ロールペーパーがカバー体の正面端縁に設けた切断刃で切断分離されると同時に、ロールペーパーを自動的に正面方に一定量回転動させることで、カバー体の正面端縁よりロールペーパーが一定長さ繰り出され、この繰り出されたペーパーが、次にロールペーパーを使用する者の摘み代となるように構成されたロールペーパーホルダーが提案されている(特許文献1参照)。特許文献1に開示の発明は、手指がカバー体を含むロールペーパーホルダーに非接触でロールペーパーを切断することができるので、ロールペーパーホルダー表面の衛生状態が保持され、使用者の手指の爪先等を損傷しないという長所がある。

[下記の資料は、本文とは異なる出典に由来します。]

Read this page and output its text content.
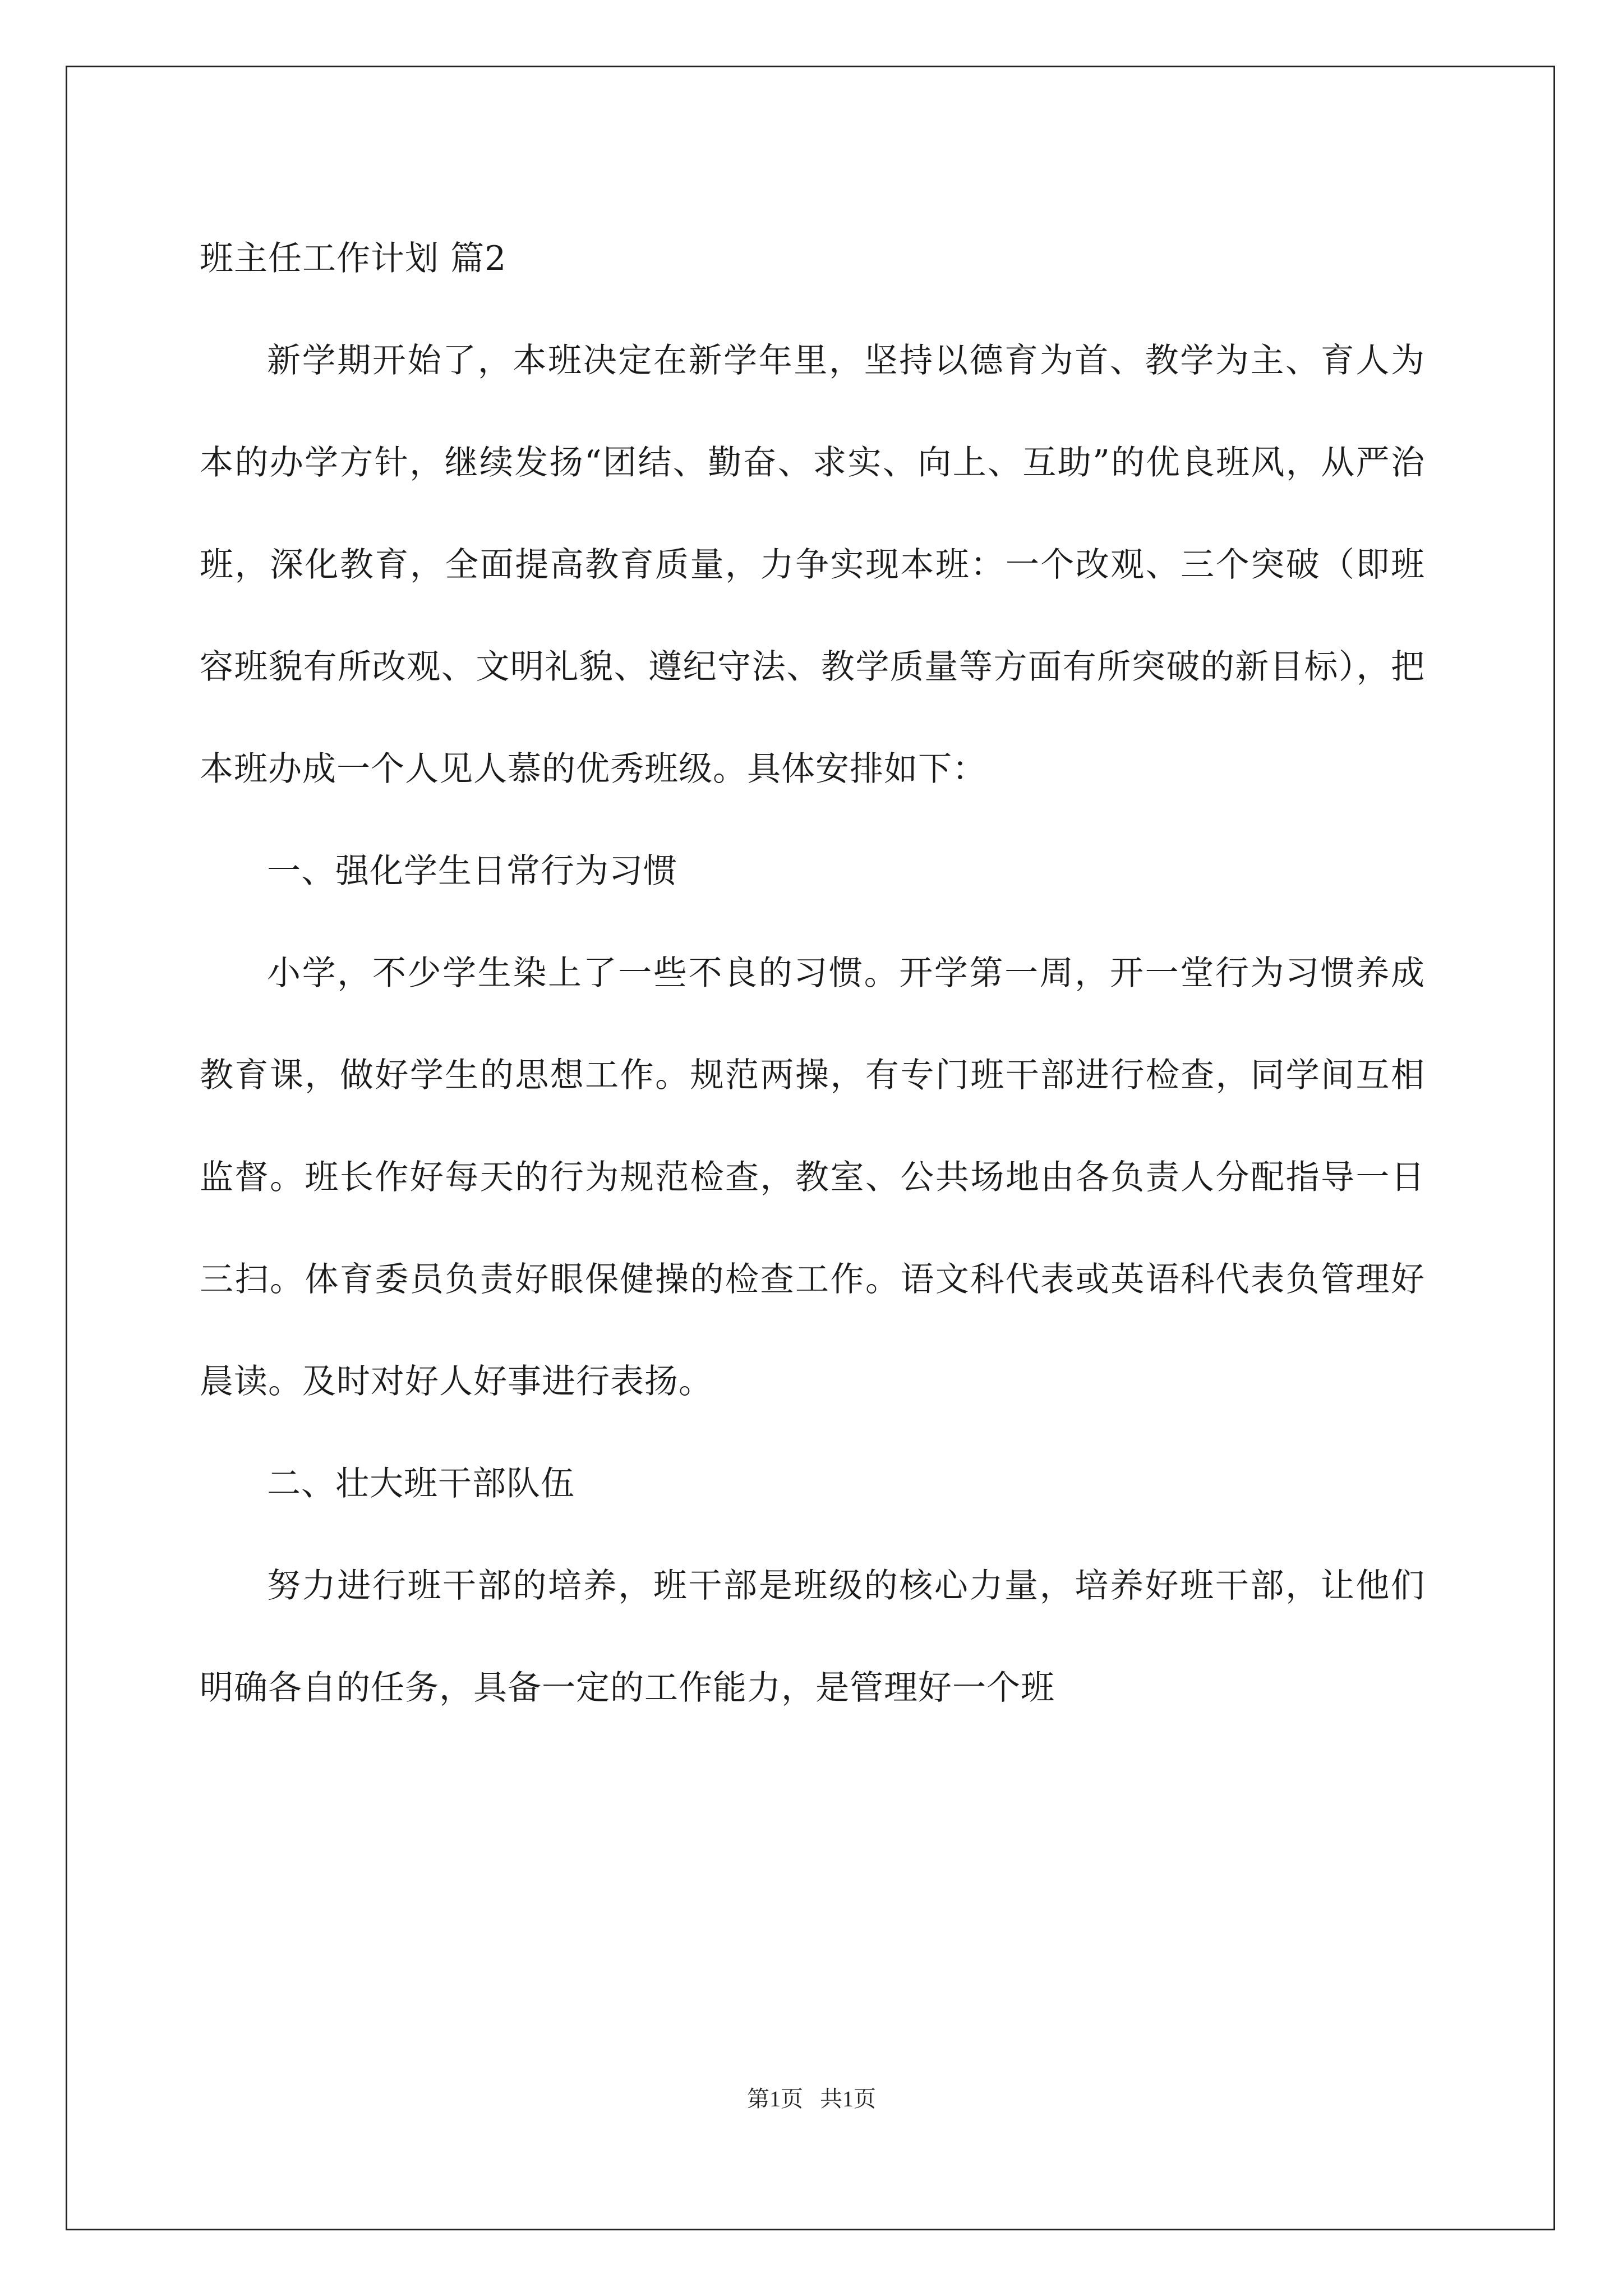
班主任工作计划 篇2

新学期开始了，本班决定在新学年里，坚持以德育为首、教学为主、育人为本的办学方针，继续发扬“团结、勤奋、求实、向上、互助”的优良班风，从严治班，深化教育，全面提高教育质量，力争实现本班：一个改观、三个突破（即班容班貌有所改观、文明礼貌、遵纪守法、教学质量等方面有所突破的新目标），把本班办成一个人见人慕的优秀班级。具体安排如下：

一、强化学生日常行为习惯

小学，不少学生染上了一些不良的习惯。开学第一周，开一堂行为习惯养成教育课，做好学生的思想工作。规范两操，有专门班干部进行检查，同学间互相监督。班长作好每天的行为规范检查，教室、公共场地由各负责人分配指导一日三扫。体育委员负责好眼保健操的检查工作。语文科代表或英语科代表负管理好晨读。及时对好人好事进行表扬。

二、壮大班干部队伍

努力进行班干部的培养，班干部是班级的核心力量，培养好班干部，让他们明确各自的任务，具备一定的工作能力，是管理好一个班

第1页   共1页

ロールペーパーを回転動させる基端回転軸に板カム、錘及び案内ピンを有する錘用腕杆を供回り可能に取り付け、ペーパーを正面方向に引き出すと回転軸と板カム及び錘用腕杆が同期回転し、この回転動に伴い、上端に案内ピン係止壁を有する従節シャフトを上昇させ、且つ案内ピンを正面方向に回転動させ、案内ピンが案内ピン係止壁に係止状態でペーパーをカバー体正面端縁で切断と同時に、回転軸は使用者の引っ張り力から解放され、錘の重力でロールペーパーが正面方向に一定量周回動可能な構成のロールペーパーホルダーが提案されている(特許文献2参照)。特許文献2に開示の発明は、ロールペーパーホルダーに手指が非接触でペーパーを引き出すことができ衛生的であるが、使用者は回転軸を錘と共に回転させる引っ張り力をもってペーパーを手前に引き出し、ペーパー切断後は錘が回転軸の軸心真下に位置するように錘の自重で回転軸を回転動させるため、使用者がロールペーパーを引き出すには、錘と共に回転軸を回転させる程度以上の引っ張り力が必要で、力の弱い高齢者や子供には不向きであるという問題点があった。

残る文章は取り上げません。